I’ve been down in the lab for the last week doing performance testing with virtual reality workloads and streaming these over wifi to an Oculus Quest headset. In order to render the graphics remotely, we leveraged NVIDIA GPU technology (RTX 8000 in my case here in the lab). We have been getting very impressive results, but of course at some point hit a bottleneck. We tried to figure out which part of the stack was causing the problem and started looking at the various NVIDIA stats through nvidia-smi. We figured the bottleneck would be GPU, so we looked at things like GPU utilization, FPS etc. Funny enough this wasn’t really showing a problem.
We then started looking at different angles, and there are two useful commands I would like to share. I am sure the GPU experts will be aware of these, but for those who don’t consider themselves an expert (like myself) it is good to know where to find the right stats. While whiteboarding the solution and the different part of the stacks we realized that GPU utilization wasn’t the problem, neither was the frame buffer size. But somehow we did see FPS (frames per second) drop and we did see encoder latency go up.

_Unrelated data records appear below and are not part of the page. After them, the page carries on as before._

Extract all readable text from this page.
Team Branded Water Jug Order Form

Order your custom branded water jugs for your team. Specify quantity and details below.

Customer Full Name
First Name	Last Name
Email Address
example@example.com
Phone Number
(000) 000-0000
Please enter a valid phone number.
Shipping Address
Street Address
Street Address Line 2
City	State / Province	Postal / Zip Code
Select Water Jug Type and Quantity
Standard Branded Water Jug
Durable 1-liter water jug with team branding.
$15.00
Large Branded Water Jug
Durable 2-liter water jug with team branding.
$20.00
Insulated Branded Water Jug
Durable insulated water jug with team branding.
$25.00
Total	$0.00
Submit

First I wanted to understand how many encoding sessions there were actively running. This is very easy to find out by using the following command. The screenshot below shows the output of it.
nvidia-smi encodersessions
As you can see, this shows 3 encoding sessions. One H.264 session and two H.265 sessions. Now note that we have 1 headset connected at this point, but it leads to three sessions. Why? Well, we need a VM to run the application, and the headset has two displays. Which results in three sessions. We can, however, disable the Horizon session using the encoder, that would save some resources, I tested that but the savings were minimal.
I can, of course, also look a bit closer at the encoder utilization. I used the following command for that. Note that I filter for the device I want to inspect which is the “-i <identifier>” part of the below command.
nvidia-smi dmon -i 00000000:3B:00.0
The above command provides the following output, the “enc” column is what was important to me, as that shows the utilization of the encoder. Which with the above 3 sessions was hitting 40% utilization roughly as shown below.
How did I solve the problem of the encoder bottleneck in the end? Well I didn’t, the only way around that is by having a good understanding of your workload and proper capacity planning. Do I need an NVIDIA RTX 6000 or 8000? Or is there a different card with more encoding power like the V100 that makes more sense? Figuring out the cost, performance and the trade-off here is key.
Two more weeks until the end of my Take 3 experience, and what a ride it has been. If you work for VMware and have been with the company for 5 years… Consider doing a Take 3, it is just awesome!